Domino supports Git-based projects. Git-based projects:

  • Ensure common Git workflows are available natively in your workspace.

  • Provide an easy way to engage in version-controlled, code-based collaboration with fellow project team members within Domino.

  • Organize your projects' assets as either code, data, or artifacts to support common data science workflows.

Consider Git-based projects if you:

  • Have a beginner’s proficiency with Git.

  • Have experience with hosted version control systems like GitHub and Bitbucket.

  • Collaborate with several data scientists on projects.

To learn more about common workflows using Git and branching, see Git Feature Branch Workflow.

If you are not familiar with Git or hosted version control systems, or you want to reproduce data science research, then consider a Domino File System (DFS) project.

Note

Before you use a private Git repository to store your code, you must add the corresponding Git credentials to your Domino account settings. After you add the credentials you can create a Git-based project in Domino.
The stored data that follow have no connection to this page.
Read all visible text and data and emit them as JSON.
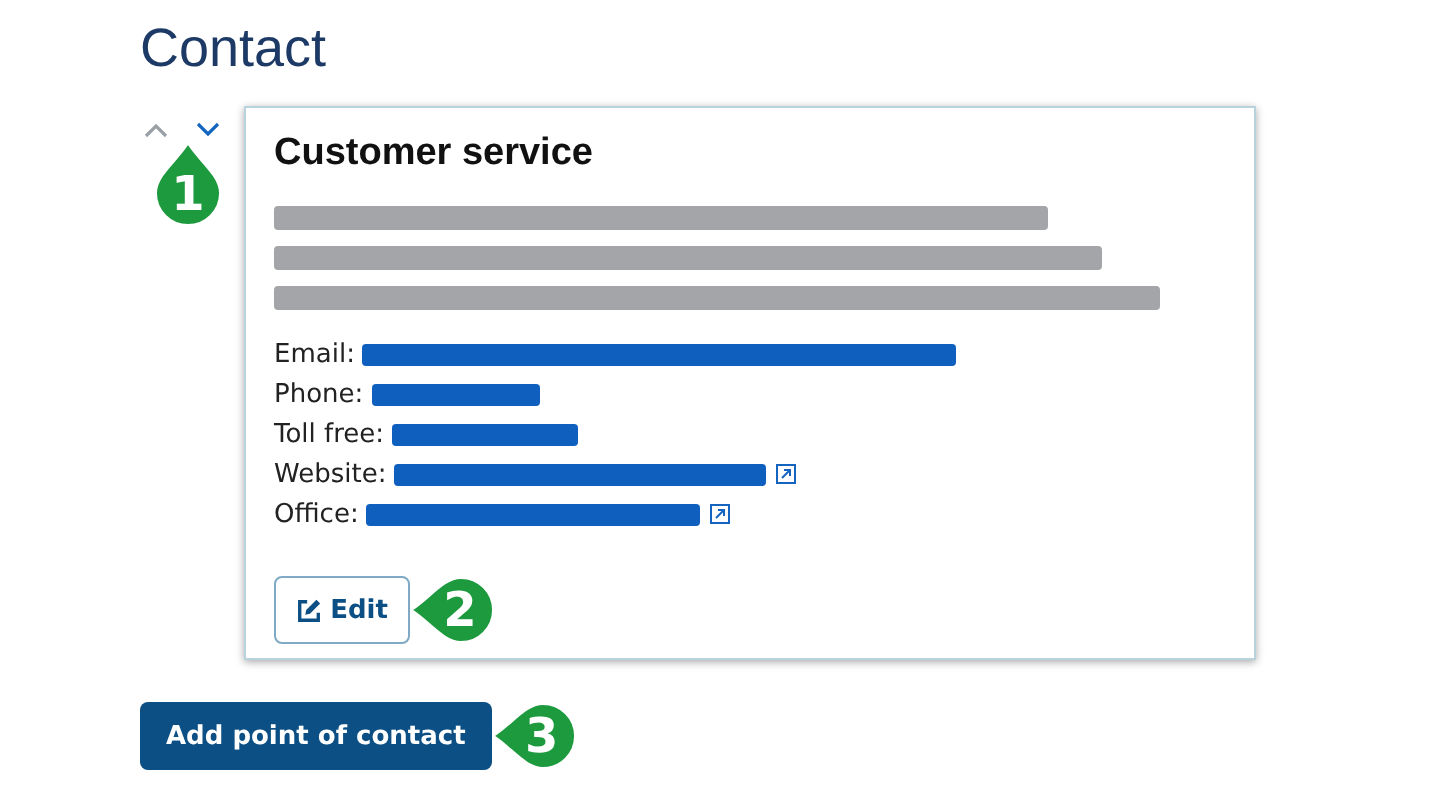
{
  "heading": "Contact",
  "reorder": [
    {
      "kind": "up",
      "disabled": true
    },
    {
      "kind": "down",
      "disabled": false
    }
  ],
  "callouts": [
    "1",
    "2",
    "3"
  ],
  "card": {
    "title": "Customer service",
    "fields": [
      {
        "label": "Email:",
        "external": false
      },
      {
        "label": "Phone:",
        "external": false
      },
      {
        "label": "Toll free:",
        "external": false
      },
      {
        "label": "Website:",
        "external": true
      },
      {
        "label": "Office:",
        "external": true
      }
    ],
    "edit_button": "Edit"
  },
  "add_button": "Add point of contact"
}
If you use a public Git repository to store your code, you do not have to add your Git credentials.

Code, Data, and Artifacts

In Domino, the Domino File System (DFS) is the traditional way to store project assets. DFS-based projects organize all your project’s assets as either data or files. Git-based projects organize your project’s assets as either code, data, or artifacts.

Code

This section organizes and lists all the Git-based repositories used to store your project code and additional imported repositories. For more information, see Git repositories in Domino. Use common Git workflows to access files in these repositories.

gbp-15

Common Git workflows, like committing, pushing, and pulling are available when you interact with code in a Domino workspace. For more information, see Git in your Workspace.

The default working directory for your code is /mnt/code.

You can select any branch and the last 10 commits. You can browse the folders of linked Git repositories natively from the Code section on the Project page.

Note
Data

Similar to DFS-based projects, this section organizes and lists all data sources used in your project, including Domino datasets, external data volumes, and dataset scratch spaces. For more information about how to use data with your project, see Datasets Overview.

Artifacts

Artifacts are results or products from your research and analysis like plots, charts, and serialized models. Organize these artifacts in this section and import artifacts from other projects.

gbp-1

Directory structure

Git-based projects use a different directory structure in workspaces than DFS-based projects. The following shows the directory structure.

The default working directory for your code is /mnt/code.

/mnt
│
├── /code   # Git repository and default working directory.
│
├── /data
│   │   # Project Datasets
│   ├── /{dataset-name}   # Latest version of dataset.
│
│    # Project Artifacts
├── /artifacts
│
│    # External mounted volumes
├── /{external-volume-name}
│
└── /imported
    │   # Imported Git Repos
    ├── /code
    │   └── /{imported-repo-name}
    │
    ├── /data
    │   │   # Mounted Shared Datasets
    │   └── /{shared-dataset-name} # Contains contents of latest snapshot unless otherwise specified by yaml.
    │
    │    # Imported Project Artifacts
    └── /artifacts
        └── /{imported-project-name}
Important

Create a Git-based project:

  1. In the navigation pane, click Projects and then click New Project.

    gbp-2

  2. In the Create New Project window, enter a name for your project.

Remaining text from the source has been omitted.